Posted by Unknown on Thursday, January 13, 2011



If you look to the right of this post, you will see a row of links from our other blogs detailing the projects and recipes we've been working on this month.

Last weekend, I posted about a great deal I got at CVS: I earned over $5 buying 7 packs of Finish dishwasher tabs. Thanks to my mother, I will get another 7 for free. How did we do this? We combined a sale ($3.00) with a high-value coupon ($2.25 off each box- and bought using a coupon-clipping service) and a rewards deal (spend $20 before coupons and get $10 back).
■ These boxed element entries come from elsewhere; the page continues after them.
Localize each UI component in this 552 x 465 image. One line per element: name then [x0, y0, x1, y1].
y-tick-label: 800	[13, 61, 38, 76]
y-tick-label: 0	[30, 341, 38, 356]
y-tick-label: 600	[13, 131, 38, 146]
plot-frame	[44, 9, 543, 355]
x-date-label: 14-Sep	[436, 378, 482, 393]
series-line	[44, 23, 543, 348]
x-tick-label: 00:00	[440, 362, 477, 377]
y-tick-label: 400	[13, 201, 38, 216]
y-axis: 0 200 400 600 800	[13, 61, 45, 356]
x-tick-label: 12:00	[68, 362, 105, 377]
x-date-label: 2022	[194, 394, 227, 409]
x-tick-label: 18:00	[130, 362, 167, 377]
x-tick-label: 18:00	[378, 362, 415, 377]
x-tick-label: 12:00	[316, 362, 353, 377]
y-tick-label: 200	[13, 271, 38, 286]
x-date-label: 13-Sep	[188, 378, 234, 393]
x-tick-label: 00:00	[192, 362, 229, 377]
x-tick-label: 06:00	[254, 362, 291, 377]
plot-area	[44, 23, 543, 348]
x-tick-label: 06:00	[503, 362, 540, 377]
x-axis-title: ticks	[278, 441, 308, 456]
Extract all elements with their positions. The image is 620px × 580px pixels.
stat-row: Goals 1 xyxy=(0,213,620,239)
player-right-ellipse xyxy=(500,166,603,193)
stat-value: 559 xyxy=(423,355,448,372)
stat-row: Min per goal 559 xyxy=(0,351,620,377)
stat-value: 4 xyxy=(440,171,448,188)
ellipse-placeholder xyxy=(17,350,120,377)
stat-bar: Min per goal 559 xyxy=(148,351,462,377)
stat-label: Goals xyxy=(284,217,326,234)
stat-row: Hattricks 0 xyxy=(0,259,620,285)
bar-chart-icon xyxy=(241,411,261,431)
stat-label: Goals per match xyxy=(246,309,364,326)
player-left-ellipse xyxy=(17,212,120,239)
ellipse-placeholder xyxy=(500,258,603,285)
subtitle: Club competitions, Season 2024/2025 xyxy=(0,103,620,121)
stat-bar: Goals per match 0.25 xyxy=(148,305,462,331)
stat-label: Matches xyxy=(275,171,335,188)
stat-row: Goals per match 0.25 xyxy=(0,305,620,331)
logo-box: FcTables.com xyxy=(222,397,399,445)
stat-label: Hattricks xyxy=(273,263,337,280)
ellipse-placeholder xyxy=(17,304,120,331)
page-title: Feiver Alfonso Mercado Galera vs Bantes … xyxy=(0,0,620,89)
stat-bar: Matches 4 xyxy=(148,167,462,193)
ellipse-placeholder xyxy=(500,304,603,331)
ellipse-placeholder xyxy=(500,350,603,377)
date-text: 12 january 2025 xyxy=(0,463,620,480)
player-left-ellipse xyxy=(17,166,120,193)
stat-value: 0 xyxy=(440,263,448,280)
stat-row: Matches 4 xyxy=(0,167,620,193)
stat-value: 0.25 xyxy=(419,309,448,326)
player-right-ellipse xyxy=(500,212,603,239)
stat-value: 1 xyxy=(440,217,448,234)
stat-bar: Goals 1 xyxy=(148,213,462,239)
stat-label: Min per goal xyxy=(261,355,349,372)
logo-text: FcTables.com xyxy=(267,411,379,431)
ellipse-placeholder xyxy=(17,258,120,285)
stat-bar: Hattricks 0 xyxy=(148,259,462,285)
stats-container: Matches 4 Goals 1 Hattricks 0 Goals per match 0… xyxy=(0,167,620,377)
I am pretty well stocked in general, but I do keep an ongoing list of needs to ensure I keep an eye out for deals as they come along. I love scoring a great find- however, I don't bother running out and getting something that won't be needed for a long time, even if I can get it for free. My Google Reader will often have 300 posts in it from the deal blogs I watch by the end of the day, and most of them go ignored by me. I have 3 years worth of expensive razor blade refills for my husband that took quite a few trips this past spring (and only $9!), and I have no plans to add to that.

The most important part of deal hunting is knowing what you have, what you need now, and what you are going to need. I keep my Word document with my list open as I peruse the deal posts and make my menu for the week. You also need to have a basic idea what the sales cycles are for the different things you need (great links about this here and here.) I know that barely a week goes by that I can't find free toothpaste or toothbrushes. I've done this long enough to know that every 6-8 weeks I can get Cheerios for as low as $0.48, and every three months I can stock up on brand name peanut butter for less than $0.40. Before, I used to keep a price book, like the one in the Tightwad Gazette. I highly recommend keeping one for your most-often needed items at first, and then expand from there.

Once I have a good idea what is the lowest price I can find, plus what is the sales cycle, I can make a good guess about how many I need to stockpile at one time. I usually get 6 jars of peanut butter at once.

For this week's deal, I knew it would be a hot-ticket item, and these high-value coupons only come out once a year, so I got there as soon as the doors opened the first day of the sale. They weren't stocked up, so I went to another store. Yes, I am willing to drive to multiple stores within a reasonable distance for a really good deal. Yes, I got a big thrill scoring almost a year's supply for free. Yes, this is how I spent my Saturday morning.

What do you need to hunt for over the next few months?